Surabaya, Jawa Timur (5 Desember 2025) – Kwartir Daerah Gerakan Pramuka Jawa Timur (Kwarda Jatim) menerima kunjungan kehormatan dari delegasi Persekutuan Pengakap Negara Brunei Darussalam di Kantor Kwarda Jatim, Surabaya, hari ini. Pertemuan bilateral ini menjadi langkah awal penjajakan kerja sama strategis, khususnya dalam pertukaran inovasi program pengabdian masyarakat.
Delegasi Brunei yang diwakili oleh Kak Muhamad Hatta diterima secara langsung dan hangat oleh Sekretaris Kwarda Jatim, Kak Bambang Suyanto. Diskusi berfokus pada manajemen organisasi dan dampak nyata kepanduan bagi masyarakat.
Dalam pertemuan tersebut, Persekutuan Pengakap Brunei Darussalam menyampaikan apresiasi mendalam terhadap masifnya pergerakan Pramuka Jatim. Kak Muhamad Hatta tidak dapat menyembunyikan kekagumannya terhadap program lingkungan dan sosial yang dijalankan.
“Awu, banar tu Kak Bambang. Masya Allah, luar biasa. Melalui kegiatan pendahuluan studi banding ani, kami harap tani bulih mengadakan lawatan sambil belajar lagi di masa hadapan,” ungkap Kak Muhamad Hatta dengan logat Melayu Brunei yang kental.
Ia menyoroti secara khusus keberhasilan Kwarda Jatim dalam memobilisasi anggota untuk aksi sosial skala besar.

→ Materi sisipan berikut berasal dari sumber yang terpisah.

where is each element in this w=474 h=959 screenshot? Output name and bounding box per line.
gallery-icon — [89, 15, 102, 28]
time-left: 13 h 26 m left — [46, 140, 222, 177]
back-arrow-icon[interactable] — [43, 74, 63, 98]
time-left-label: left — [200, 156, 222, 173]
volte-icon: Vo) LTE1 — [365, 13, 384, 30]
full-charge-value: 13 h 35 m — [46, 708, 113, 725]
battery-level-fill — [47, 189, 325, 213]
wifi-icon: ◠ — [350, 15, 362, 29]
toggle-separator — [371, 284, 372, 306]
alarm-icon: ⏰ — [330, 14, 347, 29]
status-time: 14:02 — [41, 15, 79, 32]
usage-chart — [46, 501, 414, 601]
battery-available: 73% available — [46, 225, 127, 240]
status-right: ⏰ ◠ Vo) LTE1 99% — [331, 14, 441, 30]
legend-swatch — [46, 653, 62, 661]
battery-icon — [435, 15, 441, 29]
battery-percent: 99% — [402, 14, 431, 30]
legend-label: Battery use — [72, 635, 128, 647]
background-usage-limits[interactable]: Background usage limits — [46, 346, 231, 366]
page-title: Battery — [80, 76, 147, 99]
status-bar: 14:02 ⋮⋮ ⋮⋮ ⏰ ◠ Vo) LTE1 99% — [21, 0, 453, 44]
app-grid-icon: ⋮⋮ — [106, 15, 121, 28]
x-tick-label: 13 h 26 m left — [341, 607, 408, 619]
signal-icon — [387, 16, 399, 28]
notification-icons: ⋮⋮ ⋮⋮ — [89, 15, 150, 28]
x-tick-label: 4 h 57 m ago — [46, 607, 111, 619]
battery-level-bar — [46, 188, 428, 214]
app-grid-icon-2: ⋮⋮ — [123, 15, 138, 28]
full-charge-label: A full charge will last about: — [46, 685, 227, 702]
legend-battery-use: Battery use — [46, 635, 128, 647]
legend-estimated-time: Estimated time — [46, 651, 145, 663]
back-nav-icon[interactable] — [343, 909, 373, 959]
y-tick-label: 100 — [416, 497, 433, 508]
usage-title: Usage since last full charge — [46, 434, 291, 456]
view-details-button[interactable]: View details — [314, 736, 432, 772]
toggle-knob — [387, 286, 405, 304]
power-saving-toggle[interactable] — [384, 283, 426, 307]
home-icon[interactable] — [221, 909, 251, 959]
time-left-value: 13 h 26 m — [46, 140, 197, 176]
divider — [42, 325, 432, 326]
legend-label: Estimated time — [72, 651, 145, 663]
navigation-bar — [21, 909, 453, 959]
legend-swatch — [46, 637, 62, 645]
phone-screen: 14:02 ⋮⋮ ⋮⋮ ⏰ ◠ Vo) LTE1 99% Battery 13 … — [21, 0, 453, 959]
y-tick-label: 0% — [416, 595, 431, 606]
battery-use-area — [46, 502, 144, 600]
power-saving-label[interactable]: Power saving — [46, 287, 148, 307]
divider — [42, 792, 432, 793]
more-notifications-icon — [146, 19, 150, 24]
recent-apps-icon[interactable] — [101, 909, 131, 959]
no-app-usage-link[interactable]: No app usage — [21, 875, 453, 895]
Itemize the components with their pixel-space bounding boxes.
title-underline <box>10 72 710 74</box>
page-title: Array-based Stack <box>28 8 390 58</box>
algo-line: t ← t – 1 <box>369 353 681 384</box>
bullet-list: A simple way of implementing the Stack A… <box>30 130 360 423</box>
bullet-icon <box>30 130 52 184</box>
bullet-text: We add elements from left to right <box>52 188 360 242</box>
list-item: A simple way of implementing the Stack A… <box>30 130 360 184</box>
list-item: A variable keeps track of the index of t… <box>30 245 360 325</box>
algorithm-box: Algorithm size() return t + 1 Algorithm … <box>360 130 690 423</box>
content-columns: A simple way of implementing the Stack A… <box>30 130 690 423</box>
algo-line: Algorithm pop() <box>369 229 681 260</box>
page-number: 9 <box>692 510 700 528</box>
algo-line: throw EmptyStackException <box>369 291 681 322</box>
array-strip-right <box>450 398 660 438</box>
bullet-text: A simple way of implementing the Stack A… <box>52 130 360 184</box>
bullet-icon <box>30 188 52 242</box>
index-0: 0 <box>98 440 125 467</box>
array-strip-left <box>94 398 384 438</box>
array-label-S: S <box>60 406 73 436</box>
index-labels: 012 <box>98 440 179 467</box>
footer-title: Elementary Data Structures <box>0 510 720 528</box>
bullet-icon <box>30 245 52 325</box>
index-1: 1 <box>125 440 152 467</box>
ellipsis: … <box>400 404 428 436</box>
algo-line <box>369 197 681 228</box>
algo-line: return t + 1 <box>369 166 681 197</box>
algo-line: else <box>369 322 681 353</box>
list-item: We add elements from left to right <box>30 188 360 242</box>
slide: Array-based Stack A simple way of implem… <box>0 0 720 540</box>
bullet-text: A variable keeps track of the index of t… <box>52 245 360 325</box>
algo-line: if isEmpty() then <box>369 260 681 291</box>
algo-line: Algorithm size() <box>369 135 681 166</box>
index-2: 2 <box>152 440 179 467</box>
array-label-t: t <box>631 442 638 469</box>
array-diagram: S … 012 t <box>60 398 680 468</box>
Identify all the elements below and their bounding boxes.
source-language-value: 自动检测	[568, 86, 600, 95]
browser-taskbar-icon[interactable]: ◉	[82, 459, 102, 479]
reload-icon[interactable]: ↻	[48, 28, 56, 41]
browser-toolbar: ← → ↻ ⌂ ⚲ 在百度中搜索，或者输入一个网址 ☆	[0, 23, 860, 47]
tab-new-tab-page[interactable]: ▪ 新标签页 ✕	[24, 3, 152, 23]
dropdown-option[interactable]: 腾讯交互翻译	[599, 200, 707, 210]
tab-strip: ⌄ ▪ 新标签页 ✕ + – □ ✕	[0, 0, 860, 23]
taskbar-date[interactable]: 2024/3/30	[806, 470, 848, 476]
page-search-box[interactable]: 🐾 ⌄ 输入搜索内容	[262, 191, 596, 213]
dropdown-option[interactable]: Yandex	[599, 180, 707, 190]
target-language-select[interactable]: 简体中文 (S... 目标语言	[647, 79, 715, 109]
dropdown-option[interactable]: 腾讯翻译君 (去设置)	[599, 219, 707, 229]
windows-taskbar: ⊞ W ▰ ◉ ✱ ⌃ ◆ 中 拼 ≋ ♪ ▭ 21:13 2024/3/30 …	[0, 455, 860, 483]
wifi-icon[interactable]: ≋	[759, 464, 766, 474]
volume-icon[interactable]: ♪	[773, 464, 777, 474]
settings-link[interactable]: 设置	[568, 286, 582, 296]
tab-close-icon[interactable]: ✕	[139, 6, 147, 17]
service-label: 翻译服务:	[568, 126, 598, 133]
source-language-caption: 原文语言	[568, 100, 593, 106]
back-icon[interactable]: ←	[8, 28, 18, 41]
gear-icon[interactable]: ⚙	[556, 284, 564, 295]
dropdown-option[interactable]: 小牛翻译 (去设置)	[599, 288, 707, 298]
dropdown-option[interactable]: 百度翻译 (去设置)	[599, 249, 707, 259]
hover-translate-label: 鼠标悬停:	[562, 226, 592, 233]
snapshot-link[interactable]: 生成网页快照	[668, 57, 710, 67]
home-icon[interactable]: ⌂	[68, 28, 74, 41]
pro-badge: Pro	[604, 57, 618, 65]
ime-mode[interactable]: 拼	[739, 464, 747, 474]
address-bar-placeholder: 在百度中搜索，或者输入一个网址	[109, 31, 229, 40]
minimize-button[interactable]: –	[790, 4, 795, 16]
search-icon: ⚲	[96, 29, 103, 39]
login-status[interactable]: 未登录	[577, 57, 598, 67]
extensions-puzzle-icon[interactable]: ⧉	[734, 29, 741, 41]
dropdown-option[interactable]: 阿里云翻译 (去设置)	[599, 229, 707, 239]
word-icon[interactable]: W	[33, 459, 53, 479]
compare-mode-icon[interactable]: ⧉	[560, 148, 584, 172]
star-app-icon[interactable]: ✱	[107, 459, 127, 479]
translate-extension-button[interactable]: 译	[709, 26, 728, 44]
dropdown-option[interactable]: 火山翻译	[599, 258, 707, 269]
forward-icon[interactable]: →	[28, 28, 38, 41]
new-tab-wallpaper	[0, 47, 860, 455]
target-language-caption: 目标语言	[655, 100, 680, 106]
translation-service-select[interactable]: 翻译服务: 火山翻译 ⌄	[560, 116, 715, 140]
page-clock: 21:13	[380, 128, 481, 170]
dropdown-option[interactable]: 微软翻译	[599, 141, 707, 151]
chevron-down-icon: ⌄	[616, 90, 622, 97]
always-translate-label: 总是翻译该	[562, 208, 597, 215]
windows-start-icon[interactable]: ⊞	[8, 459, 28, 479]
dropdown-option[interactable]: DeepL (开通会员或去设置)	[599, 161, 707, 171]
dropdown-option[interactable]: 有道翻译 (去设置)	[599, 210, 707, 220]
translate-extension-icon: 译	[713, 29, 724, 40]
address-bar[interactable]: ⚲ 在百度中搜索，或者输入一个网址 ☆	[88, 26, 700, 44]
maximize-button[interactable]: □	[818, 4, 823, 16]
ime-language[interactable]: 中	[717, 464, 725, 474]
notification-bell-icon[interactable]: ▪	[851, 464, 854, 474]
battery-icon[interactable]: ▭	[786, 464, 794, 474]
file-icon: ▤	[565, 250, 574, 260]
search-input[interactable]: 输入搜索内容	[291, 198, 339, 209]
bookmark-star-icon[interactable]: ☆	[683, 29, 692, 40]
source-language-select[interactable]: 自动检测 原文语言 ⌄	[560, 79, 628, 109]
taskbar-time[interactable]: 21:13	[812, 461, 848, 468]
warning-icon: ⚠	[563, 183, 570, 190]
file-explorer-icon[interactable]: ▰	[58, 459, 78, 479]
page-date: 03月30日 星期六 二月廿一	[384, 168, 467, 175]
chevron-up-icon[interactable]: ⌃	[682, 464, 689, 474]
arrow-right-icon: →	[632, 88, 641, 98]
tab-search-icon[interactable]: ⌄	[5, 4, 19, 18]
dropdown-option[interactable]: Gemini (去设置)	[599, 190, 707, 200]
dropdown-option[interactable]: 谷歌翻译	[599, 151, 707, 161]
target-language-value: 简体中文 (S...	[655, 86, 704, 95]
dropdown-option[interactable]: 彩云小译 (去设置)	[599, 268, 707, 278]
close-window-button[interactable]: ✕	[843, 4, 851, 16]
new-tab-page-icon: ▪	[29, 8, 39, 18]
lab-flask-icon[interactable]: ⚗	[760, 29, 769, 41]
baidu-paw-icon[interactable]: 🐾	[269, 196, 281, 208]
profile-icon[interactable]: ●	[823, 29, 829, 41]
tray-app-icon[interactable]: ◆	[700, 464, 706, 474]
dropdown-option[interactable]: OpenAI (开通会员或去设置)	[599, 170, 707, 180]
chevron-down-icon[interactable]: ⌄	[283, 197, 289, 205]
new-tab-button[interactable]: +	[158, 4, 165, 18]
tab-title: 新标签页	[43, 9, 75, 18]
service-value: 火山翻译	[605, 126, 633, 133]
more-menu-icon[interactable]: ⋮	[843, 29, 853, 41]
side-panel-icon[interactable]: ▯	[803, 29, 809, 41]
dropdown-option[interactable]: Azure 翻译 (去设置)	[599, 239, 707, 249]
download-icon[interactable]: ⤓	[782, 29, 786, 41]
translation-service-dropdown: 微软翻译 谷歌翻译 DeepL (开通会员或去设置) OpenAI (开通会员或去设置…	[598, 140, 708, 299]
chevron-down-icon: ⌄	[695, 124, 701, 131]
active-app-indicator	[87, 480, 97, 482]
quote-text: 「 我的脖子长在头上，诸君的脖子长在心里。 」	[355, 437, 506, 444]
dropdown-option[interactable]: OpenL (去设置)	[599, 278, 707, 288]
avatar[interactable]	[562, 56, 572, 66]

“Kami banar-banar takjub, impress banar melihat program dan aksi dari Pramuka Jatim ani. Macam mambarasihkan pantai seluruh Jawa Timur atuu, yang paling hebat tu 200 bedah rumah, dan macam-macam lagi aksi sosialnya,” tambahnya.
Menanggapi apresiasi tersebut, Sekretaris Kwarda Jatim, Kak Bambang Suyanto, menegaskan bahwa pencapaian tersebut didasari oleh semangat gotong royong yang telah menjadi budaya.
“Nah, semangat dan keyakinan itu juga yang kita terapkan di program-program Kwarda Jatim, Kak Hatta. Semangat gotong royong untuk masyarakat,” ujar Kak Bambang.
Kak Bambang juga menyampaikan keterbukaan Kwarda Jatim untuk berbagi ilmu demi kemajuan bersama pandu serumpun.
“Nggih, terima kasih banyak Kak. Pintu kami selalu terbuka lebar untuk saudara-saudara dari Brunei. Ilmu yang kami punya, silakan diambil, dimodifikasi, dan diterapkan di sana. Kita bersaudara, satu visi untuk kemanusiaan,” tegas Kak Bambang dengan sentuhan dialek khas Jawa Timuran.
Pertemuan diakhiri dengan tukar menukar cinderamata antara kedua belah pihak sebagai simbol persahabatan yang erat dan komitmen untuk terus menjalin silaturahmi antar negara.